Spider-Man: Into the Spider-Verse (2018)

This one was a genuine surprise.

I didn’t initially even want to see it because the animation looked choppy and weird and I was certain it was going to give me a headache…but it didn’t and it was AMAZING.

No doubt about it, the animation was weird, but it was an artistic choice and it worked on an entirely different level from any other movie out there.

I have never seen anything like this before. It was completely new, completely fresh, completely stylistically unique.

It is a stand-alone superhero movie (cartoon, no less) amidst a tidal wave of superhero movies.  It did something none of these movies have ever really 100% accomplished: I honestly felt like I was sitting inside a comic book.  It was so interesting and conceptual that I’m actually going to see it again in 3-D just so I can get the full effect.

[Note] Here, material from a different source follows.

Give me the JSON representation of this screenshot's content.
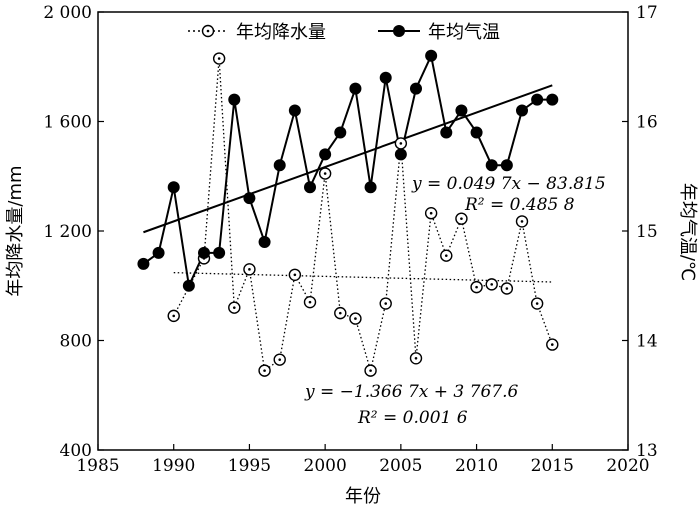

This movie embraced everything good and everything bad about Spider-Man and turned it into a stunning, visual, heartwarming family movie.  It somehow managed to get my buy in at every turn…even when “Peter Porker” a Porky-the-Pig style version of Spider-Man from an alternate universe showed up complete with jokes about trademark infringement. As stupid as it sounds, you just have to trust me when I say it works on every level for every age of comic book fan.

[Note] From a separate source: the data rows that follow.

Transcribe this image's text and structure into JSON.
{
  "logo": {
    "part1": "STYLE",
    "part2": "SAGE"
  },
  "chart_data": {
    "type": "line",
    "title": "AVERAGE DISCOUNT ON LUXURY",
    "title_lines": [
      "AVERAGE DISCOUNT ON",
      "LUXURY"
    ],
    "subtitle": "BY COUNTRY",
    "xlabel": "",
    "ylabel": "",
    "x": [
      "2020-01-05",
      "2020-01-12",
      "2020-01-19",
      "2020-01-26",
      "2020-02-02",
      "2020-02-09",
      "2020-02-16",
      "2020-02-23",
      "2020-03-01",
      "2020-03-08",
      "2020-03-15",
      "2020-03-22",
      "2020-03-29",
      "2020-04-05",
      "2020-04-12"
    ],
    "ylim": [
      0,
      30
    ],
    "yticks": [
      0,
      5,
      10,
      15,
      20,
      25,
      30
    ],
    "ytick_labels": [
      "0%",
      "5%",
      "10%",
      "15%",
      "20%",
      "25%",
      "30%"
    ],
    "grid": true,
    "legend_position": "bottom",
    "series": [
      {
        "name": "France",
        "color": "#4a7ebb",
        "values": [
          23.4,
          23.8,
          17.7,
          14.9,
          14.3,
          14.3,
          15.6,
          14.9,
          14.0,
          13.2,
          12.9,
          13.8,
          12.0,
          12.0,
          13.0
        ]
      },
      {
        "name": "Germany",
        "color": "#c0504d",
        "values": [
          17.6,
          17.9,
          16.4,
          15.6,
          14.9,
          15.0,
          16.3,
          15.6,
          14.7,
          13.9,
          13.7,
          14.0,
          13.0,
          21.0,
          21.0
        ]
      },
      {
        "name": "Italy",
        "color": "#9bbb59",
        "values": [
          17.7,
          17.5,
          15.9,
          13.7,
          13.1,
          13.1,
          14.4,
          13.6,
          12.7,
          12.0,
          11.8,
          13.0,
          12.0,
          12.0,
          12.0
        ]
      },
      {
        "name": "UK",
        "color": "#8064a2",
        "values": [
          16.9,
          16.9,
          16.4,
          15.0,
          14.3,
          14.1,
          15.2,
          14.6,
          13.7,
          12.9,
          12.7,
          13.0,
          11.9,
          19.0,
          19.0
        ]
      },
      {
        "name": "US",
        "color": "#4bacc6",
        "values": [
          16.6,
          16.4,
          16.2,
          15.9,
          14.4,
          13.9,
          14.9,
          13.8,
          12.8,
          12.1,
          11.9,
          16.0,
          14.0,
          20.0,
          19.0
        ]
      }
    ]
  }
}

The movie focuses on the Miles Morales version of Spider-Man, who, in the comic books, takes up the mantle from Peter Parker.  Alternate realities collide and Miles ends up learning what it means to be a hero from different versions of his own character, and, more importantly, from members of his own family.  This movie is filled with role models and even the bad guys have something to teach Miles.  No one is acting without justifiable motives and each individual’s reasons for doing what they do is absolutely compelling.  It was as inspirational as it was just plain cool.

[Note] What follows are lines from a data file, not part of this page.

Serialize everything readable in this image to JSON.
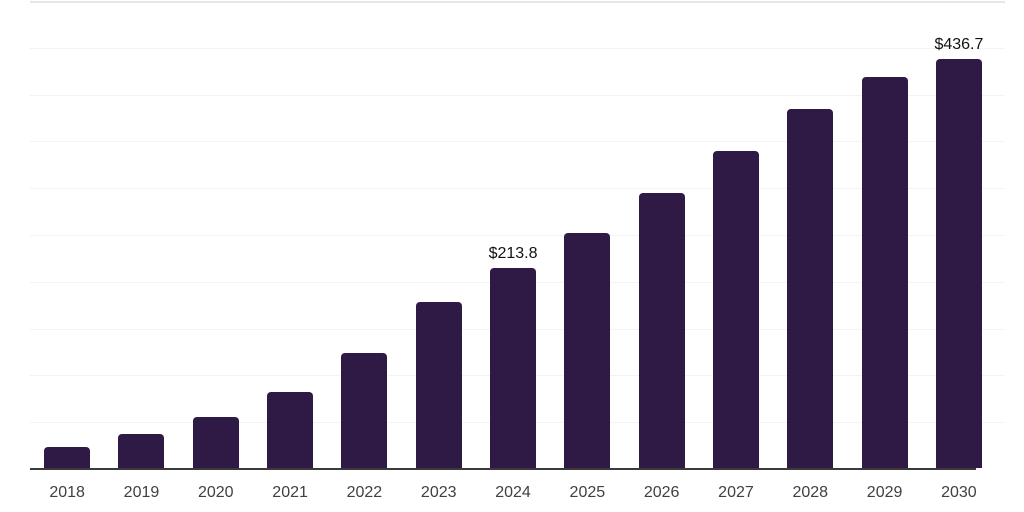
{
  "chart_data": {
    "type": "bar",
    "title": "",
    "xlabel": "",
    "ylabel": "",
    "categories": [
      "2018",
      "2019",
      "2020",
      "2021",
      "2022",
      "2023",
      "2024",
      "2025",
      "2026",
      "2027",
      "2028",
      "2029",
      "2030"
    ],
    "values": [
      22.3,
      35.9,
      54.2,
      81.4,
      123.0,
      177.4,
      213.8,
      251.1,
      293.7,
      338.6,
      383.4,
      418.2,
      436.7
    ],
    "labeled_points": [
      {
        "category": "2024",
        "label": "$213.8"
      },
      {
        "category": "2030",
        "label": "$436.7"
      }
    ],
    "ylim": [
      0,
      500
    ],
    "gridline_step": 50,
    "grid": true,
    "y_tick_labels_shown": false,
    "legend": false,
    "colors": {
      "bar": "#2F1945",
      "axis_line": "#3A3A3A",
      "gridline": "#F3F3F3",
      "top_gridline": "#E6E6E6",
      "tick_label": "#404040",
      "data_label": "#121212",
      "background": "#FFFFFF"
    }
  }
}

Mild spoiler about the best part (calm down, it’s evident in the trailers): one of the alternate Spider-People is a washed up, loser version of Peter Parker from a different reality where Mary Jane dumped him over his commitment issues. A burned-out, depressed, fat, middle aged, jaded Spider-Man whose super-suit keeps riding up over his gut and whose final act before getting pulled into Miles’ universe is to use his web-slinger to desperately try to grab his last slice of pizza out of the box is a Spider-Man I can totally relate to.  It’s honestly my new favorite version of the character, possibly excluding Miles.

Move over Tom Holland.  Miles is about to Tobey Maguire you.